AUTHOR=Boonmee Atsadang , Oliver Haley F. , Chaturongakul Soraya TITLE=Listeria monocytogenes σA Is Sufficient to Survive Gallbladder Bile Exposure JOURNAL=Frontiers in Microbiology VOLUME=10 YEAR=2019 URL=https://www.frontiersin.org/journals/microbiology/articles/10.3389/fmicb.2019.02070 DOI=10.3389/fmicb.2019.02070 ISSN=1664-302X ABSTRACT=

Listeria monocytogenes is a foodborne Gram-positive bacterium causing listeriosis in both animals and humans. It can persist and grow in various environments including conditions countered during saprophytic or intra-host lifestyles. Sigma (σ) subunit of RNA polymerase is a transcriptional factor responsible for guiding the core RNA polymerase and initiating gene expression under normal growth or physiological changes. In L. monocytogenes, there is one housekeeping sigma factor, σA, and four alternative sigma factors σB, σC, σH, and σL. Generally, σA directs expression of genes required for normal growth while alternative σ factors alter gene expression in response to specific conditions (e.g., stress). In this study, we aimed to determine the exclusive role of σA in L. monocytogenes by comparing a wild type strain with its isogenic mutant lacking genes encoding all alternative sigma factors (i.e., sigB, sigC, sigH, and sigL). We further investigated their survival abilities in 6% porcine bile (pH 8.2) mimicking gallbladder bile and their transcriptomics profiles in rich medium (i.e., BHI) and 1% porcine bile. Surprisingly, the results showed that survival abilities of wild type and ΔsigBΔsigCΔsigHΔsigL (or ΔsigBCHL) quadruple mutant strains in 6% bile were similar suggesting a compensatory role for σA. RNA-seq results revealed that bile stimulon of L. monocytogenes wild type contained 66 genes (43 and 23 genes were up- and down-regulated, respectively); however, only 29 genes (five up- and 24 down-regulated by bile) were differentially expressed in ΔsigBCHL. We have shown that bile exposure mediates increased transcription levels of dlt and ilv operons and decreased transcription levels of prfA and heat shock genes in wild type.
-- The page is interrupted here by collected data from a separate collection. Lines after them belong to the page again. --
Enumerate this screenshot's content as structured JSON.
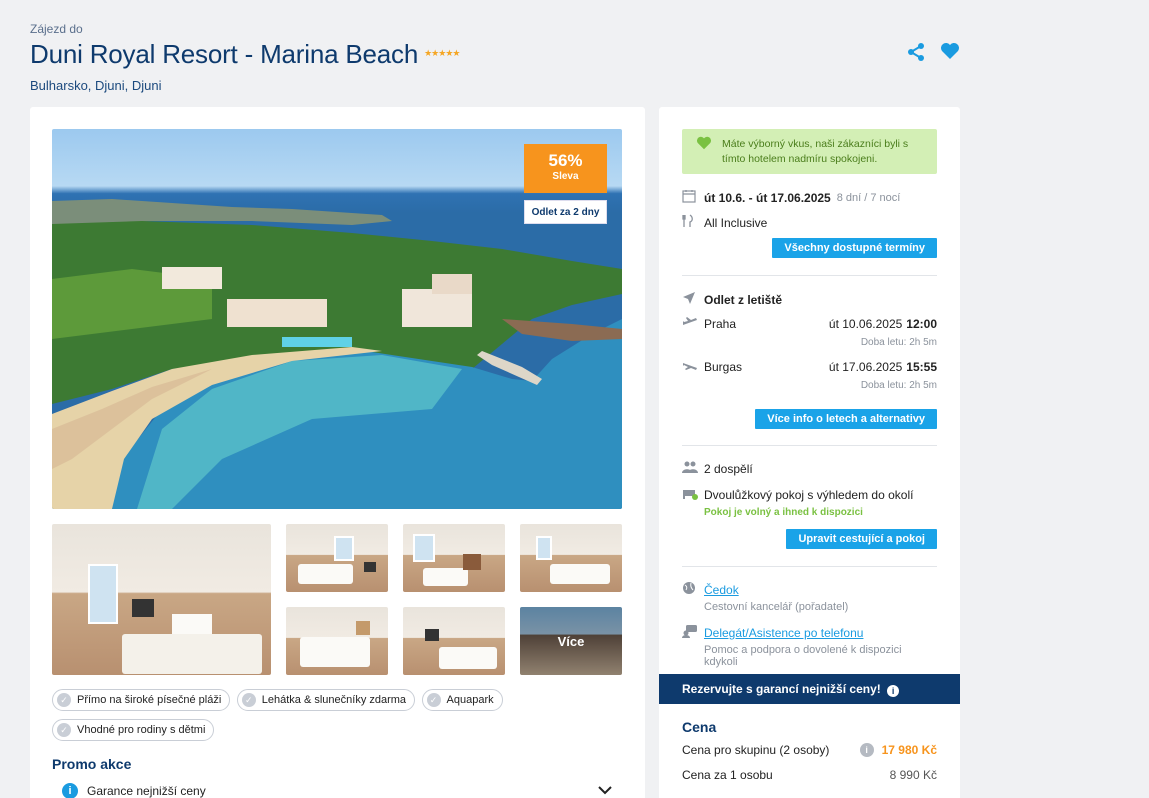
{
  "header": {
    "overline": "Zájezd do",
    "title": "Duni Royal Resort - Marina Beach",
    "stars": "★★★★★",
    "location": "Bulharsko, Djuni, Djuni"
  },
  "gallery": {
    "discount_pct": "56%",
    "discount_label": "Sleva",
    "departure_badge": "Odlet za 2 dny",
    "more_label": "Více"
  },
  "features": [
    "Přímo na široké písečné pláži",
    "Lehátka & slunečníky zdarma",
    "Aquapark",
    "Vhodné pro rodiny s dětmi"
  ],
  "promo": {
    "title": "Promo akce",
    "item": "Garance nejnižší ceny"
  },
  "sidebar": {
    "compliment": "Máte výborný vkus, naši zákazníci byli s tímto hotelem nadmíru spokojeni.",
    "dates": "út 10.6. - út 17.06.2025",
    "duration": "8 dní / 7 nocí",
    "board": "All Inclusive",
    "all_dates_btn": "Všechny dostupné termíny",
    "departure_title": "Odlet z letiště",
    "outbound_city": "Praha",
    "outbound_date": "út 10.06.2025",
    "outbound_time": "12:00",
    "outbound_duration": "Doba letu: 2h 5m",
    "return_city": "Burgas",
    "return_date": "út 17.06.2025",
    "return_time": "15:55",
    "return_duration": "Doba letu: 2h 5m",
    "flights_btn": "Více info o letech a alternativy",
    "travelers": "2 dospělí",
    "room": "Dvoulůžkový pokoj s výhledem do okolí",
    "room_status": "Pokoj je volný a ihned k dispozici",
    "edit_btn": "Upravit cestující a pokoj",
    "agency_link": "Čedok",
    "agency_desc": "Cestovní kancelář (pořadatel)",
    "assist_link": "Delegát/Asistence po telefonu",
    "assist_desc": "Pomoc a podpora o dovolené k dispozici kdykoli",
    "banner": "Rezervujte s garancí nejnižší ceny!",
    "price_title": "Cena",
    "group_price_label": "Cena pro skupinu (2 osoby)",
    "group_price": "17 980 Kč",
    "person_price_label": "Cena za 1 osobu",
    "person_price": "8 990 Kč"
  },
  "colors": {
    "brand": "#0e3a6d",
    "accent": "#1aa3e8",
    "discount": "#f7941d",
    "success": "#7ac142"
  }
}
Furthermore, we identified σA-dependent bile inducible genes that are involved in phosphotransferase systems, chaperones, and transporter systems; these genes appear to contribute to L. monocytogenes cellular homeostasis. As a result, σA seemingly plays a compensatory role in the absence of alternative sigma factors under bile exposure. Our data support that the bile stimulon is prone to facilitate resistance to bile prior to initiated infection.